PaddlePaddle occupies a similar niche to PyTorch and TensorFlow: it is a general-purpose deep learning framework with a Python API, automatic differentiation, GPU acceleration, and tools for training and serving models. Like PyTorch, it now defaults to a dynamic, imperative style that is friendly for research and debugging, while retaining a static-graph path for optimized deployment [7]. Its main points of differentiation are a heavy emphasis on distributed and parallel training for industrial-scale models, a deep adaptation layer for a wide range of Chinese-market AI accelerators, and the unusually broad set of ready-made application toolkits that ship alongside the core library [9][13].

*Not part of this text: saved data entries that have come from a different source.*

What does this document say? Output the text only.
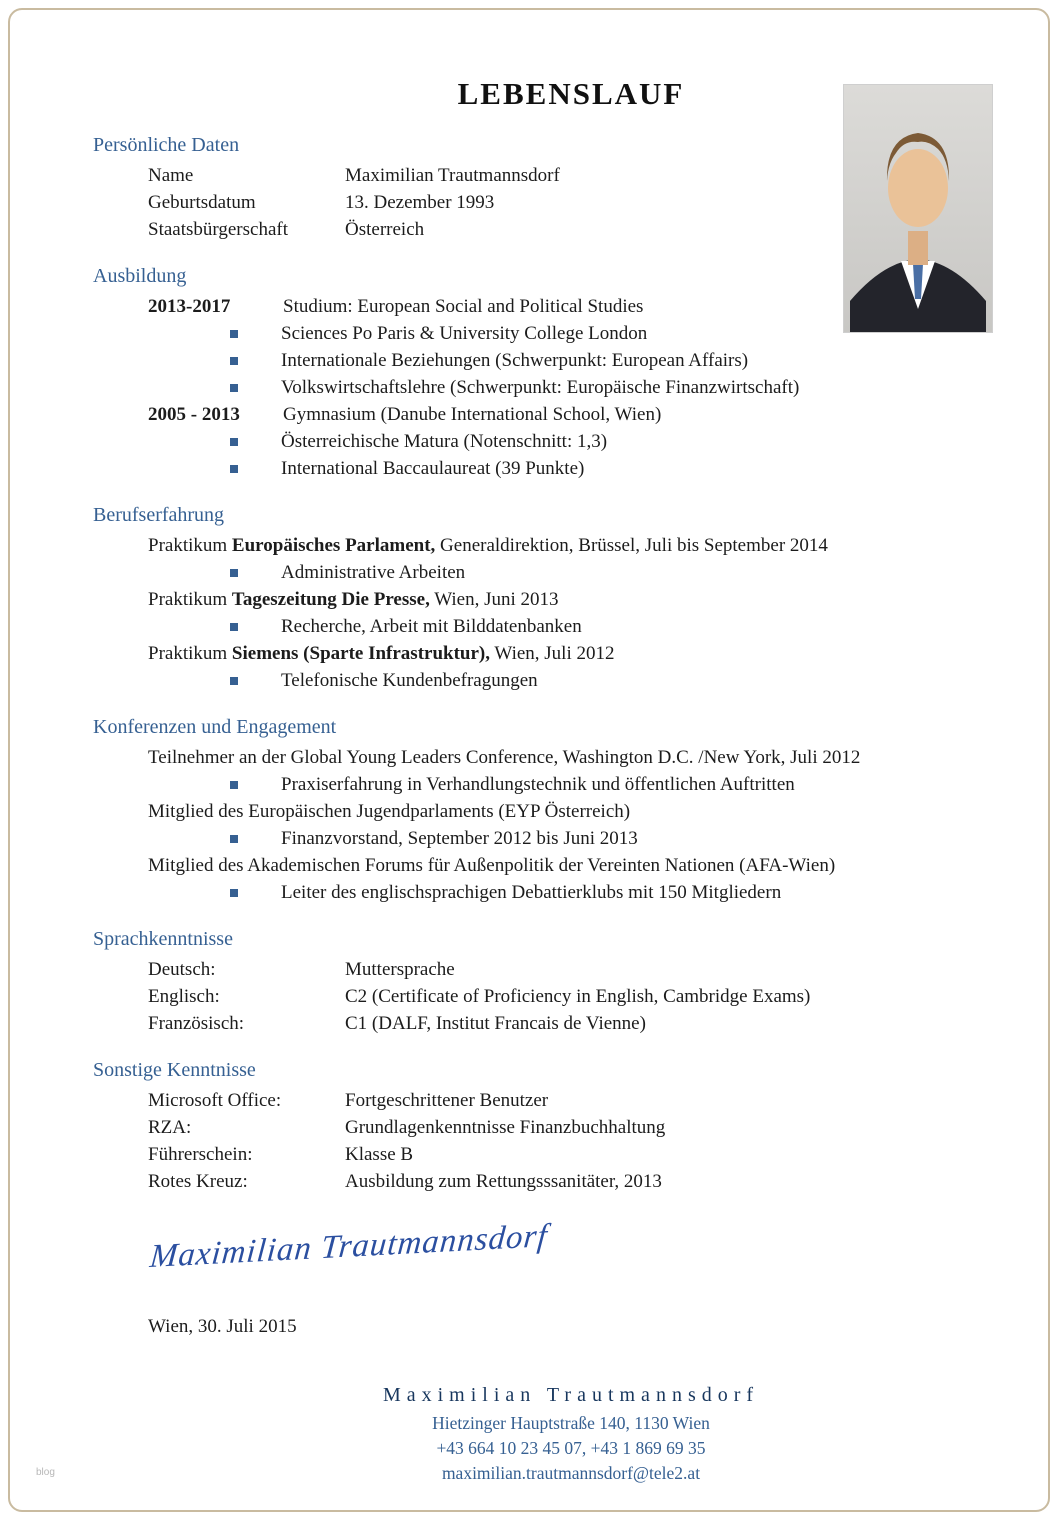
LEBENSLAUF
Persönliche Daten
Name	Maximilian Trautmannsdorf
Geburtsdatum	13. Dezember 1993
Staatsbürgerschaft	Österreich
Ausbildung
2013-2017	Studium: European Social and Political Studies
Sciences Po Paris & University College London
Internationale Beziehungen (Schwerpunkt: European Affairs)
Volkswirtschaftslehre (Schwerpunkt: Europäische Finanzwirtschaft)
2005 - 2013	Gymnasium (Danube International School, Wien)
Österreichische Matura (Notenschnitt: 1,3)
International Baccaulaureat (39 Punkte)
Berufserfahrung
Praktikum Europäisches Parlament, Generaldirektion, Brüssel, Juli bis September 2014
Administrative Arbeiten
Praktikum Tageszeitung Die Presse, Wien, Juni 2013
Recherche, Arbeit mit Bilddatenbanken
Praktikum Siemens (Sparte Infrastruktur), Wien, Juli 2012
Telefonische Kundenbefragungen
Konferenzen und Engagement
Teilnehmer an der Global Young Leaders Conference, Washington D.C. /New York, Juli 2012
Praxiserfahrung in Verhandlungstechnik und öffentlichen Auftritten
Mitglied des Europäischen Jugendparlaments (EYP Österreich)
Finanzvorstand, September 2012 bis Juni 2013
Mitglied des Akademischen Forums für Außenpolitik der Vereinten Nationen (AFA-Wien)
Leiter des englischsprachigen Debattierklubs mit 150 Mitgliedern
Sprachkenntnisse
Deutsch:	Muttersprache
Englisch:	C2 (Certificate of Proficiency in English, Cambridge Exams)
Französisch:	C1 (DALF, Institut Francais de Vienne)
Sonstige Kenntnisse
Microsoft Office:	Fortgeschrittener Benutzer
RZA:	Grundlagenkenntnisse Finanzbuchhaltung
Führerschein:	Klasse B
Rotes Kreuz:	Ausbildung zum Rettungsssanitäter, 2013
Maximilian Trautmannsdorf
Wien, 30. Juli 2015
Maximilian Trautmannsdorf
Hietzinger Hauptstraße 140, 1130 Wien
+43 664 10 23 45 07, +43 1 869 69 35
maximilian.trautmannsdorf@tele2.at
blog
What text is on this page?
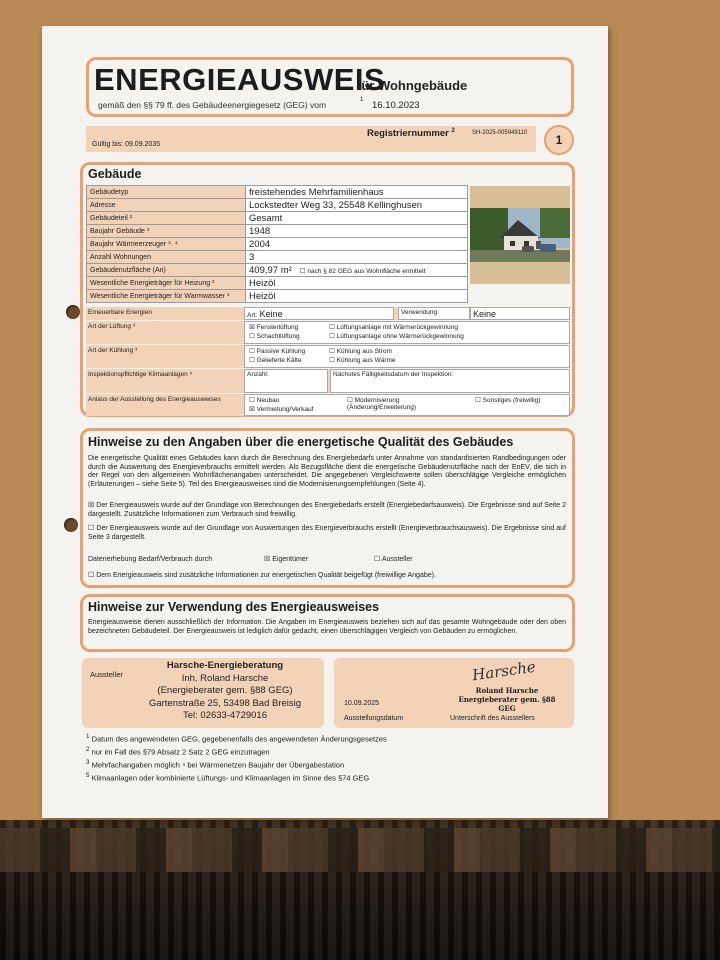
ENERGIEAUSWEIS
für Wohngebäude
gemäß den §§ 79 ff. des Gebäudeenergiegesetz (GEG) vom	1 16.10.2023
Registriernummer $^2$	SH-2025-005949110
Gültig bis: 09.09.2035	1
Gebäude
Gebäudetyp	freistehendes Mehrfamilienhaus
Adresse	Lockstedter Weg 33, 25548 Kellinghusen
Gebäudeteil ²	Gesamt
Baujahr Gebäude ³	1948
Baujahr Wärmeerzeuger ³˒ ⁴	2004
Anzahl Wohnungen	3
Gebäudenutzfläche (An)	409,97 m² ☐ nach § 82 GEG aus Wohnfläche ermittelt
Wesentliche Energieträger für Heizung ³	Heizöl
Wesentliche Energieträger für Warmwasser ³	Heizöl
Erneuerbare Energien	Art: Keine	Verwendung:	Keine
Art der Lüftung ³	☒ Fensterlüftung
☐ Schachtlüftung
☐ Lüftungsanlage mit Wärmerückgewinnung
☐ Lüftungsanlage ohne Wärmerückgewinnung
Art der Kühlung ³	☐ Passive Kühlung
☐ Gelieferte Kälte
☐ Kühlung aus Strom
☐ Kühlung aus Wärme
Inspektionspflichtige Klimaanlagen ⁵	Anzahl:	Nächstes Fälligkeitsdatum der Inspektion:
Anlass der Ausstellung des Energieausweises	☐ Neubau
☒ Vermietung/Verkauf
☐ Modernisierung (Änderung/Erweiterung)
☐ Sonstiges (freiwillig)
Hinweise zu den Angaben über die energetische Qualität des Gebäudes
Die energetische Qualität eines Gebäudes kann durch die Berechnung des Energiebedarfs unter Annahme von standardisierten Randbedingungen oder durch die Auswertung des Energieverbrauchs ermittelt werden. Als Bezugsfläche dient die energetische Gebäudenutzfläche nach der EnEV, die sich in der Regel von den allgemeinen Wohnflächenangaben unterscheidet. Die angegebenen Vergleichswerte sollen überschlägige Vergleiche ermöglichen (Erläuterungen – siehe Seite 5). Teil des Energieausweises sind die Modernisierungsempfehlungen (Seite 4).
☒ Der Energieausweis wurde auf der Grundlage von Berechnungen des Energiebedarfs erstellt (Energiebedarfsausweis). Die Ergebnisse sind auf Seite 2 dargestellt. Zusätzliche Informationen zum Verbrauch sind freiwillig.
☐ Der Energieausweis wurde auf der Grundlage von Auswertungen des Energieverbrauchs erstellt (Energieverbrauchsausweis). Die Ergebnisse sind auf Seite 3 dargestellt.
Datenerhebung Bedarf/Verbrauch durch	☒ Eigentümer	☐ Aussteller
☐ Dem Energieausweis sind zusätzliche Informationen zur energetischen Qualität beigefügt (freiwillige Angabe).
Hinweise zur Verwendung des Energieausweises
Energieausweise dienen ausschließlich der Information. Die Angaben im Energieausweis beziehen sich auf das gesamte Wohngebäude oder den oben bezeichneten Gebäudeteil. Der Energieausweis ist lediglich dafür gedacht, einen überschlägigen Vergleich von Gebäuden zu ermöglichen.
Aussteller
Harsche-Energieberatung
Inh. Roland Harsche
(Energieberater gem. §88 GEG)
Gartenstraße 25, 53498 Bad Breisig
Tel: 02633-4729016
10.09.2025
Ausstellungsdatum
Harsche
Roland Harsche
Energieberater gem. §88 GEG
Unterschrift des Ausstellers
$^1$ Datum des angewendeten GEG, gegebenenfalls des angewendeten Änderungsgesetzes
$^2$ nur im Fall des §79 Absatz 2 Satz 2 GEG einzutragen
$^3$ Mehrfachangaben möglich ⁴ bei Wärmenetzen Baujahr der Übergabestation
$^5$ Klimaanlagen oder kombinierte Lüftungs- und Klimaanlagen im Sinne des §74 GEG
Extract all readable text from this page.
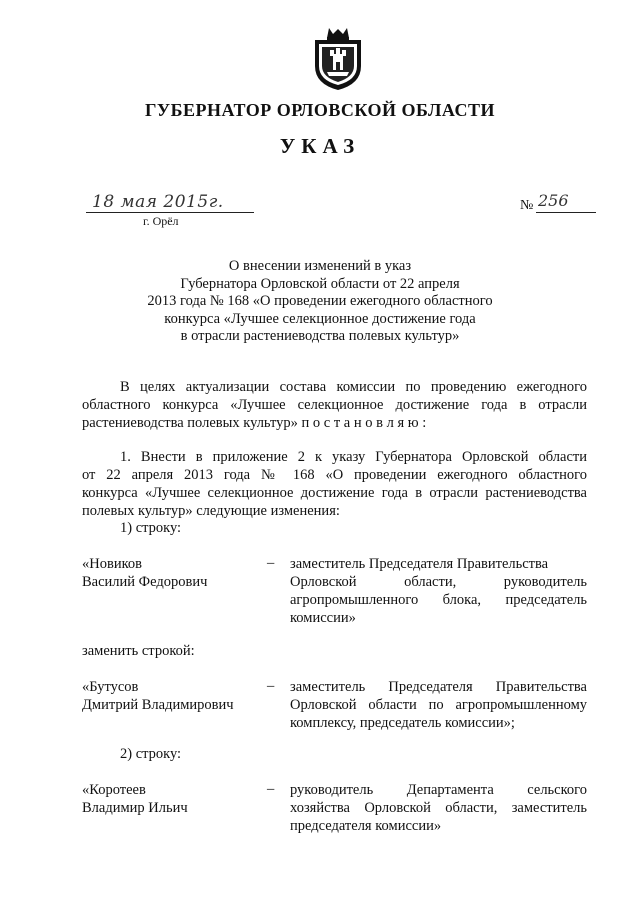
ГУБЕРНАТОР ОРЛОВСКОЙ ОБЛАСТИ
УКАЗ
18 мая 2015г.
г. Орёл
№ 256
О внесении изменений в указ
Губернатора Орловской области от 22 апреля
2013 года № 168 «О проведении ежегодного областного
конкурса «Лучшее селекционное достижение года
в отрасли растениеводства полевых культур»
В целях актуализации состава комиссии по проведению ежегодного
областного конкурса «Лучшее селекционное достижение года в отрасли
растениеводства полевых культур» п о с т а н о в л я ю :
1. Внести в приложение 2 к указу Губернатора Орловской области
от 22 апреля 2013 года № 168 «О проведении ежегодного областного
конкурса «Лучшее селекционное достижение года в отрасли растениеводства
полевых культур» следующие изменения:
1) строку:
«Новиков
Василий Федорович
– заместитель Председателя Правительства
Орловской области, руководитель
агропромышленного блока, председатель
комиссии»
заменить строкой:
«Бутусов
Дмитрий Владимирович
– заместитель Председателя Правительства
Орловской области по агропромышленному
комплексу, председатель комиссии»;
2) строку:
«Коротеев
Владимир Ильич
– руководитель Департамента сельского
хозяйства Орловской области, заместитель
председателя комиссии»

Adoption is the clearest difference in practice. PyTorch and TensorFlow dominate global research and industry usage, whereas PaddlePaddle's user base is concentrated in China, where it is the leading homegrown option and is closely tied to Baidu's cloud services and the ERNIE models. Its documentation and community materials are produced in both Chinese and English, but most of its momentum comes from the Chinese developer ecosystem [2][20].
The PaddlePaddle core framework and its major toolkits, including PaddleOCR and PaddleNLP, are open source under the Apache License 2.0, a permissive license that allows commercial use, modification, and redistribution [3][16]. Development happens in the open on GitHub under the PaddlePaddle organization, where the core repository (PaddlePaddle/Paddle) has well over 20,000 stars and more than a thousand contributors [3].